Inevitabile qualche slabbratura organizzativa. Peccato per la difficoltà di ascoltare gli interventi dal palco, il sistema audio era troppo debole e non raggiungeva affatto la metà della piazza. Anche perché molti, che ovviamente si sono riconosciuti nel messaggio anti Lega, avrebbero voluto capire meglio cosa è questo movimento liquido e eterogeneo. Ma alcune certezze ci sono.
Ad unirlo, innanzitutto la Costituzione: “Guai a chi ce la tocca”, hanno gridato dal palco e ha risposto un boato. Ne ha parlato Carla Nespolo, la presidente dell’Anpi: “La Costituzione italiana non è afascista. E’ antifascista. E non è per caso che gli eletti debbano giurare su di essa. Non è lecito a nessuno essere razzista e antisemita. Tocca a noi con il pensiero e le parole diventare, come dice Liliana Segre, le sentinelle della memoria. Cari ragazzi riappropriatevi del vostro futuro. Di un mondo dove il pensiero conta. Sono certa di quello che direbbero i partigiani: teniamoci per mano, assieme ce la faremo a cambiare la vita democratica del paese”. E qualcuno grida dal palco: “Siamo noi i partigiani del 2020″.
“La politica ritrovi la strada dell’umanità – ha detto Pietro Bartolo, medico dei migranti a Lampedusa e europarlamentare – dobbiamo tornare a essere l’Italia dei grandi valori e non delle disuguaglianze. Questa piazza ci dice che dobbiamo voltare pagina. Insieme dobbiamo resistere e ritrovare la strada maestra, quella dell’umanità. Non sono accettabili leggi che criminalizzano chi salva le persone, vanno contro la Costituzione. Sono una vergogna”.

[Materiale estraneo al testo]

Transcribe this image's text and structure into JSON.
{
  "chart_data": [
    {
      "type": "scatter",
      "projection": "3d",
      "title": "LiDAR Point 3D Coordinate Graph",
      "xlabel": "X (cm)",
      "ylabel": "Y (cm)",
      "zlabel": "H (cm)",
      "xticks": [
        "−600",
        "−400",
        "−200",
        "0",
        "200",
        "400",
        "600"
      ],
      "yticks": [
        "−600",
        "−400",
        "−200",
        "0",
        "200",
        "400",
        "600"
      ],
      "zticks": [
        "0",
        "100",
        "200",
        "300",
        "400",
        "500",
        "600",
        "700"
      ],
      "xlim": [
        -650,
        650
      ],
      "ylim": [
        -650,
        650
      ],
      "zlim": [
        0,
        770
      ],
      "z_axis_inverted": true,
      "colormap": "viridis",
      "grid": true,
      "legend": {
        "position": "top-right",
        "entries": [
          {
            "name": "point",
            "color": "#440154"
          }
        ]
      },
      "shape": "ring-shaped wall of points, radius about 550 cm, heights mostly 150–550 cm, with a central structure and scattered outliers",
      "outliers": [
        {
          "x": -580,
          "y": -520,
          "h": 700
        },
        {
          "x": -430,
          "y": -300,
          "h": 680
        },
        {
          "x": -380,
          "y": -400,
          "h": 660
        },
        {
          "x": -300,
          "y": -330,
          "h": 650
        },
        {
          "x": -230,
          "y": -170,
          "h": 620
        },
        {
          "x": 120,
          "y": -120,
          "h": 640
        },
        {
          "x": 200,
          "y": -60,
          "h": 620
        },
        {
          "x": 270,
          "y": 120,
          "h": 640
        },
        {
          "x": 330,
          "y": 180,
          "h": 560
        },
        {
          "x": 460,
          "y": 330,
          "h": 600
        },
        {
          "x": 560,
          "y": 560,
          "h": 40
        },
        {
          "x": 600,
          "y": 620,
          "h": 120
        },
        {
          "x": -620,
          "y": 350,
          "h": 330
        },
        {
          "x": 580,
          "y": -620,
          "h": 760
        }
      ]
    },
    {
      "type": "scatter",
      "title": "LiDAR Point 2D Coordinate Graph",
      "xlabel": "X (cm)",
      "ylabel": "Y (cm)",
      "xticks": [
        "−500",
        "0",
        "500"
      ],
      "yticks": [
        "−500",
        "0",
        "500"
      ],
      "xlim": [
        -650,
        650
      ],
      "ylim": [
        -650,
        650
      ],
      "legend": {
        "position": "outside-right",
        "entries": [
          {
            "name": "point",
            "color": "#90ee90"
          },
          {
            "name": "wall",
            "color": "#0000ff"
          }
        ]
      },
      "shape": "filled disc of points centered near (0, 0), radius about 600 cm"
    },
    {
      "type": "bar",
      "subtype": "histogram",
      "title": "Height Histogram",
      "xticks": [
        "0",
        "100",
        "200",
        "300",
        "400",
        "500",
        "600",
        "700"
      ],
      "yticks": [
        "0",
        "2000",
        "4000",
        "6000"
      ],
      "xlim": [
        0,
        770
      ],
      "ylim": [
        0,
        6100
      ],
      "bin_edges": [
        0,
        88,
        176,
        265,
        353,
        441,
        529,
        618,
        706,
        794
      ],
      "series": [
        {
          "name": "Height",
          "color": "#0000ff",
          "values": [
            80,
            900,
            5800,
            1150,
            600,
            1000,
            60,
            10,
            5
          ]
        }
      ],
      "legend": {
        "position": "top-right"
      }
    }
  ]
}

Questo è un tema caldo e unificante. Via i decreti sicurezza, tutti e due. Sì alla cittadinanza per le seconde generazioni. Le sardine nere, gruppo nato a Napoli, chiedono con perfetta cadenza partenopea diritti e documenti, e basta allo sfruttamento. Poi lo ribadisce anche Mattia Santori, il frontman del movimento: via i decreti sicurezza, no alla politica fatta di paura. E ribadisce: le piazze hanno preso la forma dell’antifascismo e della lotta alla discriminazione. Con mezzi ignoti al sovranismo bieco: la gratuità, l’arte, il racconto e il rispetto della diversità. Le sardine non sono mai veramente esistite, noi siamo persone capaci di distinguere la politica dal marketing. Chi è eletto faccia politica nelle sedi istituzionali. I ministri comunichino solo attraverso i canali istituzionali. Ci sia trasparenza nell’uso dei social network e su chi finanzia le pubblicazioni da parte dei politici”. E questa volta, aggiunge, abbiamo vinto 113 piazze a zero.
Intanto in piazza parlano gli slogan. Da “Non mi sta bene che no”, la frase del ragazzo ai truci di Casa Pound, a “Basta odio, indifferenza, razzismo”, “Non vogliamo un uomo solo al comando, ma l’umanità. E poi, perché non una donna?”. E infine il conclusivo: “Sardine di tutto il mondo unitevi”. Sta accadendo, se almeno in venti città d’Europa sono scese in piazza in contemporanea con Roma sardine di ogni Paese.